The Statutory Employee provisions in the Code have not changed as a result of TCJA, so loan originators still do not meet those definitions.
- There is such a thing as a misclassified W-2 worker. See BUTTS CASE [Butts v Commissioner, TC Memo 1993-478 affr 49 F.3d 713(11th Cir)]. Also see WICKUM CASE (Wesley C Wickum v Commr, T.C. Memo, 1998-270) and HATHAWAY CASE (Paul E Hathaway v Commr, T.C. Memo 1996-389). In these cases, the worker got a W-2 and was allowed an above-the-line deduction for their expenses. I presume only the expenses were listed on the Sch C and presume the W-2 was listed as usual on the Form 1040. As a side note, it is common and normal for "day-traders" to report their expenses (computers, internet etc) on Sch C and their income on Sch D - just an FYI to show how others report their business expenses above-the-line.

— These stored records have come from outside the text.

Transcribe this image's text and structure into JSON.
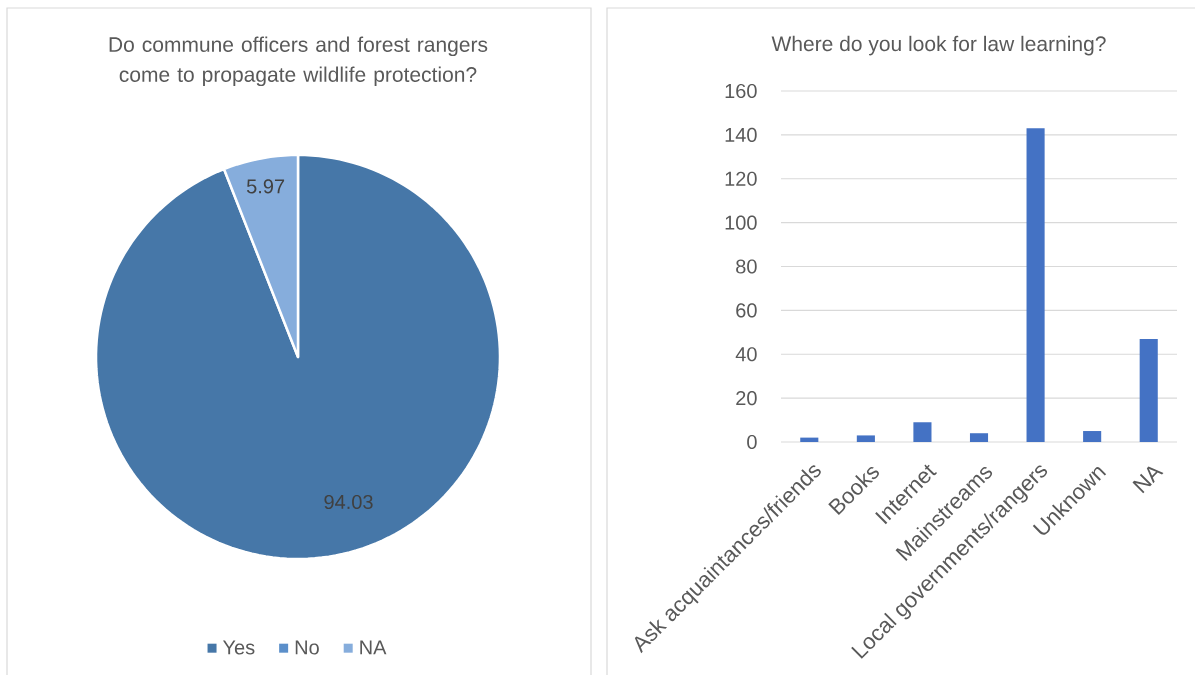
{
  "chart_data": [
    {
      "type": "pie",
      "title": "Do commune officers and forest rangers come to propagate wildlife protection?",
      "categories": [
        "Yes",
        "No",
        "NA"
      ],
      "values": [
        94.03,
        0,
        5.97
      ],
      "colors": [
        "#4677a8",
        "#5b8fca",
        "#86addc"
      ],
      "value_labels": [
        "94.03",
        null,
        "5.97"
      ],
      "legend": "bottom"
    },
    {
      "type": "bar",
      "title": "Where do you look for law learning?",
      "categories": [
        "Ask acquaintances/friends",
        "Books",
        "Internet",
        "Mainstreams",
        "Local governments/rangers",
        "Unknown",
        "NA"
      ],
      "values": [
        2,
        3,
        9,
        4,
        143,
        5,
        47
      ],
      "color": "#4472c4",
      "ylim": [
        0,
        160
      ],
      "yticks": [
        0,
        20,
        40,
        60,
        80,
        100,
        120,
        140,
        160
      ],
      "grid": "y"
    }
  ]
}
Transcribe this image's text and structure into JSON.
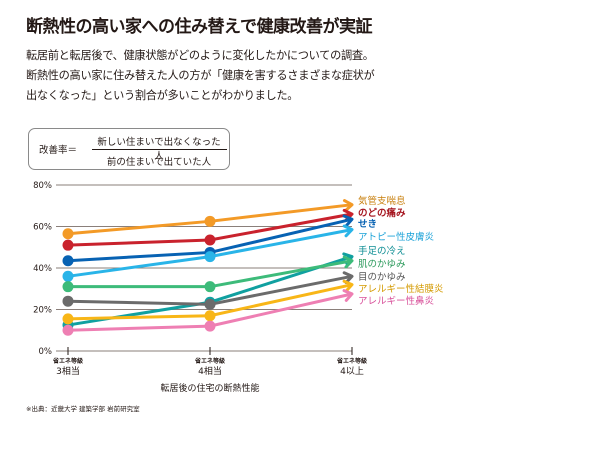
{
  "header": {
    "title": "断熱性の高い家への住み替えで健康改善が実証",
    "description_lines": [
      "転居前と転居後で、健康状態がどのように変化したかについての調査。",
      "断熱性の高い家に住み替えた人の方が「健康を害するさまざまな症状が",
      "出なくなった」という割合が多いことがわかりました。"
    ]
  },
  "formula": {
    "lhs": "改善率＝",
    "numerator": "新しい住まいで出なくなった人",
    "denominator": "前の住まいで出ていた人"
  },
  "source": "※出典：近畿大学 建築学部 岩前研究室",
  "chart_data": {
    "type": "line",
    "title": "",
    "xlabel": "転居後の住宅の断熱性能",
    "ylabel": "",
    "ylim": [
      0,
      80
    ],
    "yticks": [
      0,
      20,
      40,
      60,
      80
    ],
    "ytick_labels": [
      "0%",
      "20%",
      "40%",
      "60%",
      "80%"
    ],
    "grid": true,
    "legend_placement": "right",
    "categories": [
      {
        "top": "省エネ等級",
        "bottom": "3相当"
      },
      {
        "top": "省エネ等級",
        "bottom": "4相当"
      },
      {
        "top": "省エネ等級",
        "bottom": "4以上"
      }
    ],
    "series": [
      {
        "name": "気管支喘息",
        "color": "#F39A27",
        "label_color": "#C8800F",
        "values": [
          56.5,
          62.5,
          70.5
        ]
      },
      {
        "name": "のどの痛み",
        "color": "#C9222D",
        "label_color": "#A5141E",
        "values": [
          51,
          53.5,
          66
        ]
      },
      {
        "name": "せき",
        "color": "#0762B3",
        "label_color": "#0762B3",
        "values": [
          43.5,
          47.5,
          63.5
        ]
      },
      {
        "name": "アトピー性皮膚炎",
        "color": "#29B4E8",
        "label_color": "#1DA3D8",
        "values": [
          36,
          45.5,
          58.5
        ]
      },
      {
        "name": "手足の冷え",
        "color": "#10A0A0",
        "label_color": "#0E8E94",
        "values": [
          12.5,
          23.5,
          45.5
        ]
      },
      {
        "name": "肌のかゆみ",
        "color": "#3DBB7A",
        "label_color": "#2C9A5C",
        "values": [
          31,
          31,
          43.5
        ]
      },
      {
        "name": "目のかゆみ",
        "color": "#6B6B6B",
        "label_color": "#555555",
        "values": [
          24,
          22.5,
          36
        ]
      },
      {
        "name": "アレルギー性結膜炎",
        "color": "#F8B617",
        "label_color": "#D49A00",
        "values": [
          15.5,
          17,
          32
        ]
      },
      {
        "name": "アレルギー性鼻炎",
        "color": "#EE7FB3",
        "label_color": "#D8509A",
        "values": [
          10,
          12,
          27.5
        ]
      }
    ]
  }
}
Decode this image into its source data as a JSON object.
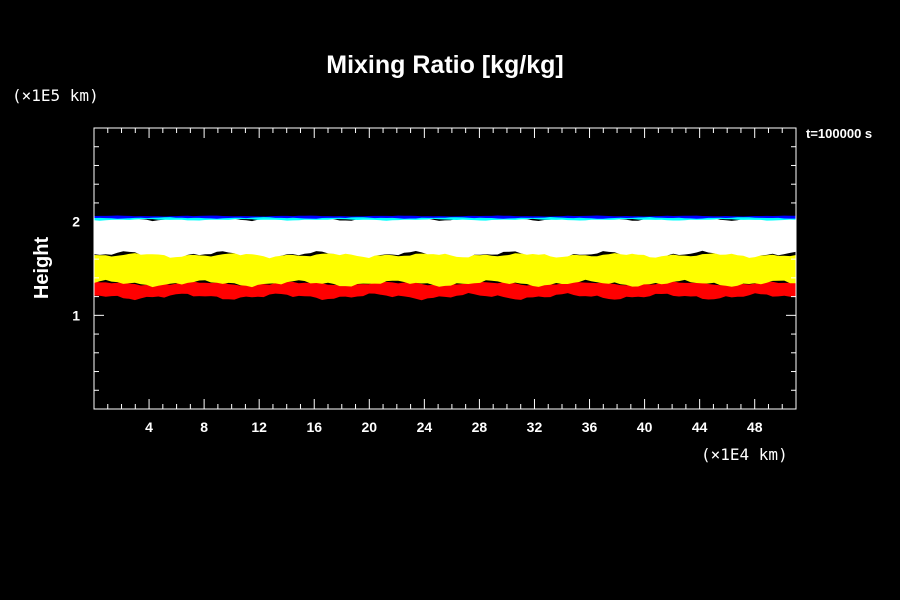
{
  "chart_data": {
    "type": "heatmap",
    "title": "Mixing Ratio [kg/kg]",
    "ylabel": "Height",
    "x_unit_label": "(×1E4 km)",
    "y_unit_label": "(×1E5 km)",
    "time_label": "t=100000 s",
    "xlim": [
      0,
      51
    ],
    "ylim": [
      0,
      3
    ],
    "x_ticks": [
      4,
      8,
      12,
      16,
      20,
      24,
      28,
      32,
      36,
      40,
      44,
      48
    ],
    "y_ticks": [
      1,
      2
    ],
    "x_minor_step": 1,
    "y_minor_step": 0.2,
    "background_color": "#000000",
    "bands": [
      {
        "color": "#ff0000",
        "base_y": 1.2,
        "top_y": 1.34
      },
      {
        "color": "#ffff00",
        "base_y": 1.34,
        "top_y": 1.65
      },
      {
        "color": "#ffffff",
        "base_y": 1.65,
        "top_y": 2.03
      },
      {
        "color": "#00ffff",
        "base_y": 2.02,
        "top_y": 2.05
      },
      {
        "color": "#0000ff",
        "base_y": 2.04,
        "top_y": 2.06
      }
    ]
  }
}
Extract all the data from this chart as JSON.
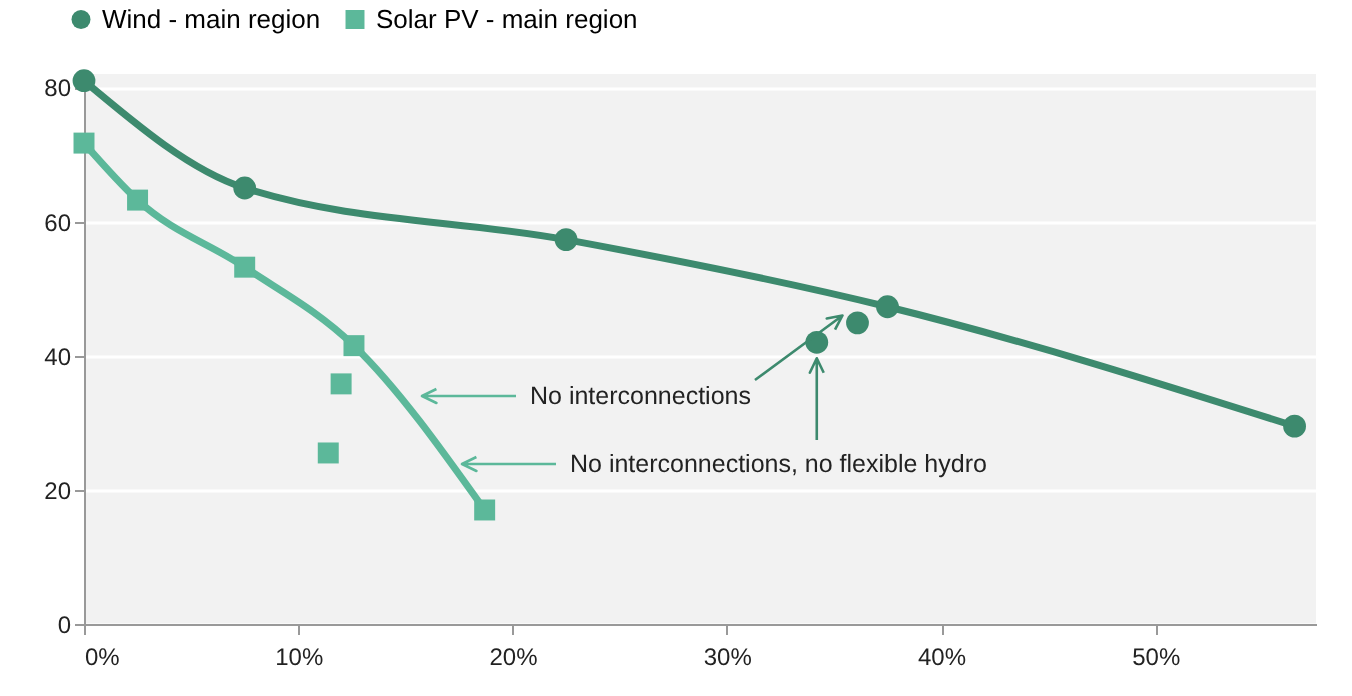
{
  "chart_data": {
    "type": "line",
    "xlim": [
      0,
      57.5
    ],
    "ylim": [
      0,
      82
    ],
    "xticks": [
      {
        "value": 0,
        "label": "0%"
      },
      {
        "value": 10,
        "label": "10%"
      },
      {
        "value": 20,
        "label": "20%"
      },
      {
        "value": 30,
        "label": "30%"
      },
      {
        "value": 40,
        "label": "40%"
      },
      {
        "value": 50,
        "label": "50%"
      }
    ],
    "yticks": [
      0,
      20,
      40,
      60,
      80
    ],
    "grid": "y",
    "legend": "top left",
    "series": [
      {
        "name": "Wind - main region",
        "marker": "circle",
        "color": "#3d8a6e",
        "x": [
          0,
          7.5,
          22.5,
          37.5,
          56.5
        ],
        "values": [
          81,
          65,
          57.3,
          47.3,
          29.5
        ]
      },
      {
        "name": "Solar PV - main region",
        "marker": "square",
        "color": "#5cb89a",
        "x": [
          0,
          2.5,
          7.5,
          12.6,
          18.7
        ],
        "values": [
          71.7,
          63.2,
          53.2,
          41.5,
          17
        ]
      },
      {
        "type": "scatter",
        "marker": "circle",
        "color": "#3d8a6e",
        "x": [
          34.2,
          36.1
        ],
        "values": [
          42,
          44.9
        ]
      },
      {
        "type": "scatter",
        "marker": "square",
        "color": "#5cb89a",
        "x": [
          12,
          11.4
        ],
        "values": [
          35.8,
          25.5
        ]
      }
    ],
    "annotations": [
      {
        "text": "No interconnections",
        "x": 35.4,
        "y": 46
      },
      "No interconnections, no flexible hydro"
    ]
  }
}
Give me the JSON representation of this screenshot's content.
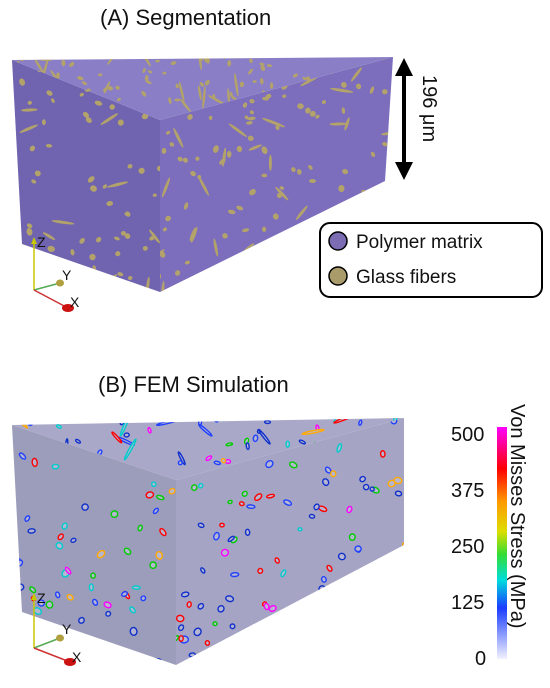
{
  "panel_a": {
    "title": "(A) Segmentation",
    "dimension_label": "196 μm",
    "legend": [
      {
        "label": "Polymer matrix",
        "color": "#7b6cb3"
      },
      {
        "label": "Glass fibers",
        "color": "#a99b6a"
      }
    ]
  },
  "panel_b": {
    "title": "(B) FEM Simulation",
    "colorbar": {
      "title": "Von Misses Stress (MPa)",
      "ticks": [
        "500",
        "375",
        "250",
        "125",
        "0"
      ],
      "colors": [
        "#ff00ff",
        "#ff0000",
        "#ffa500",
        "#ffff00",
        "#00ff00",
        "#00ffff",
        "#0000ff",
        "#ffffff"
      ]
    }
  },
  "axes": {
    "x": "X",
    "y": "Y",
    "z": "Z"
  },
  "colors": {
    "matrix_top": "#8a7fc6",
    "matrix_left": "#7064b0",
    "matrix_front": "#7c6ebc",
    "fiber": "#b3a36a",
    "fem_top": "#a9a8c8",
    "fem_left": "#9c9cbb",
    "fem_front": "#a5a4c4"
  }
}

- An employer provided salary reduction plan that funds a spending account is one solution.
- Having the worker form an LLC or corporation and becoming its only employee, and having the entity contract with the entity for services would allow the worker to deduct their expenses through their entity and report their income as guaranteed payment for services-subject to SESS. However, look into the personal service corporation Code provisions.
- By the way, the Dept of Labor, in mid-November, 2020, issued new guidance related to employee vs. independent contractor. Under their provisions, howsoever the employer classifies the worker controls. I think this merely shifts the burden of proof to the worker to prove their status. And I am not sure how this affect the IRS's position.